Knowledge Graph-Enhanced Zero-Shot Topic Classification: A Multi-Strategy Comparative Study
Knowledge Graph-Enhanced Zero-Shot Topic Classification: A Multi-Strategy Comparative Study
知识图谱增强的零样本主题分类:多策略对比研究
Abstract: Multi-label topic classification without labeled training data is a challenging task, specially when documents contain complex relational information. We present a zero-shot multi-label topic classification framework and systematically investigate how per-article knowledge graph augmentation affects its performance. 摘要: 在没有标注训练数据的情况下进行多标签主题分类是一项具有挑战性的任务,尤其是当文档包含复杂的关联信息时。我们提出了一个零样本多标签主题分类框架,并系统地研究了基于单篇文章的知识图谱增强如何影响其性能。
The base framework classifies topics in documents without labeled training data and has four variants: article-only classification, keyword-enhanced classification, and self-consistency decoding variants of both. Then, we augment each base variant with per article knowledge graph. This graph is extracted from the input document through a pipeline similar to KGGen based on subject-predicate-object triples. 该基础框架在没有标注训练数据的情况下对文档主题进行分类,并包含四种变体:仅文章分类、关键词增强分类,以及上述两者的自洽解码(self-consistency decoding)变体。随后,我们利用单篇文章的知识图谱对每种基础变体进行增强。该图谱通过类似于 KGGen 的流水线,基于“主语-谓语-宾语”三元组从输入文档中提取。
We test all eight methods, four base and four graph augmented on fifteen LLMs and eight multi-label datasets across different domains. For the base framework, keyword-enhanced classification (AK) is the best performing method, and six out of fifteen LLMs surpass the sentence-encoder baseline. 我们在十五个大语言模型(LLM)和八个跨领域的多标签数据集上测试了所有八种方法(四种基础方法和四种图增强方法)。对于基础框架而言,关键词增强分类(AK)是表现最好的方法,且十五个大语言模型中有六个超过了句子编码器(sentence-encoder)的基准水平。

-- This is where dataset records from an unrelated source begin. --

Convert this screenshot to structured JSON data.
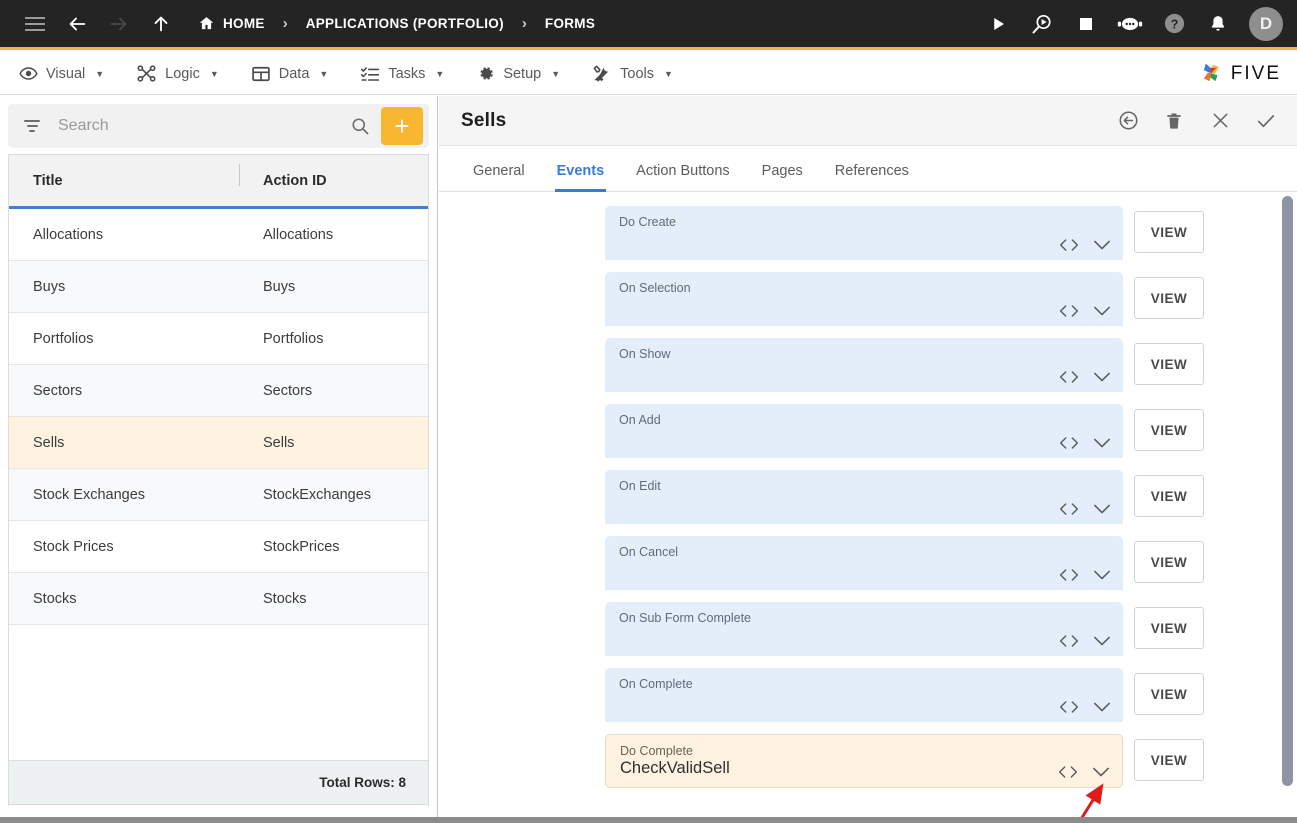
{
  "topbar": {
    "menu_icon": "hamburger-icon",
    "back_icon": "back-arrow-icon",
    "forward_icon": "forward-arrow-icon",
    "up_icon": "up-arrow-icon",
    "breadcrumbs": [
      {
        "label": "HOME",
        "icon": "home-icon"
      },
      {
        "label": "APPLICATIONS (PORTFOLIO)",
        "icon": ""
      },
      {
        "label": "FORMS",
        "icon": ""
      }
    ],
    "separator": "›",
    "right_icons": [
      {
        "name": "run-icon"
      },
      {
        "name": "debug-run-icon"
      },
      {
        "name": "stop-icon"
      },
      {
        "name": "chatbot-icon"
      },
      {
        "name": "help-icon"
      },
      {
        "name": "notifications-bell-icon"
      }
    ],
    "avatar_initial": "D",
    "accent_color": "#f2b731",
    "bar_color": "#242424"
  },
  "menubar": {
    "items": [
      {
        "label": "Visual",
        "icon": "eye-icon"
      },
      {
        "label": "Logic",
        "icon": "nodes-icon"
      },
      {
        "label": "Data",
        "icon": "table-grid-icon"
      },
      {
        "label": "Tasks",
        "icon": "checklist-icon"
      },
      {
        "label": "Setup",
        "icon": "gear-icon"
      },
      {
        "label": "Tools",
        "icon": "tools-icon"
      }
    ],
    "caret": "▼",
    "brand": "FIVE"
  },
  "sidebar": {
    "search": {
      "value": "",
      "placeholder": "Search"
    },
    "add_button_label": "+",
    "columns": [
      "Title",
      "Action ID"
    ],
    "rows": [
      {
        "title": "Allocations",
        "action_id": "Allocations",
        "selected": false
      },
      {
        "title": "Buys",
        "action_id": "Buys",
        "selected": false
      },
      {
        "title": "Portfolios",
        "action_id": "Portfolios",
        "selected": false
      },
      {
        "title": "Sectors",
        "action_id": "Sectors",
        "selected": false
      },
      {
        "title": "Sells",
        "action_id": "Sells",
        "selected": true
      },
      {
        "title": "Stock Exchanges",
        "action_id": "StockExchanges",
        "selected": false
      },
      {
        "title": "Stock Prices",
        "action_id": "StockPrices",
        "selected": false
      },
      {
        "title": "Stocks",
        "action_id": "Stocks",
        "selected": false
      }
    ],
    "footer": "Total Rows: 8"
  },
  "detail": {
    "title": "Sells",
    "actions": [
      {
        "name": "revert-icon"
      },
      {
        "name": "delete-icon"
      },
      {
        "name": "close-icon"
      },
      {
        "name": "save-icon"
      }
    ],
    "tabs": [
      {
        "label": "General",
        "active": false
      },
      {
        "label": "Events",
        "active": true
      },
      {
        "label": "Action Buttons",
        "active": false
      },
      {
        "label": "Pages",
        "active": false
      },
      {
        "label": "References",
        "active": false
      }
    ],
    "view_button_label": "VIEW",
    "events": [
      {
        "label": "Do Create",
        "value": "",
        "highlighted": false
      },
      {
        "label": "On Selection",
        "value": "",
        "highlighted": false
      },
      {
        "label": "On Show",
        "value": "",
        "highlighted": false
      },
      {
        "label": "On Add",
        "value": "",
        "highlighted": false
      },
      {
        "label": "On Edit",
        "value": "",
        "highlighted": false
      },
      {
        "label": "On Cancel",
        "value": "",
        "highlighted": false
      },
      {
        "label": "On Sub Form Complete",
        "value": "",
        "highlighted": false
      },
      {
        "label": "On Complete",
        "value": "",
        "highlighted": false
      },
      {
        "label": "Do Complete",
        "value": "CheckValidSell",
        "highlighted": true
      }
    ],
    "field_icons": {
      "code": "code-brackets-icon",
      "expand": "chevron-down-icon"
    }
  },
  "annotation": {
    "arrow_color": "#e01b1b",
    "points_to": "do-complete-chevron-down-icon"
  }
}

Graph augmentation has positive and negative impacts on small and large models, respectively. This shows that larger models already contain enough relational information from pretraining. Furthermore, the self-consistency decoding variant does not show performance improvements in any experiment while increasing computation costs about fivefold. 知识图谱增强对小型模型和大型模型分别产生了正面和负面的影响。这表明大型模型在预训练阶段已经包含了足够的关联信息。此外,自洽解码变体在任何实验中均未显示出性能提升,同时计算成本却增加了约五倍。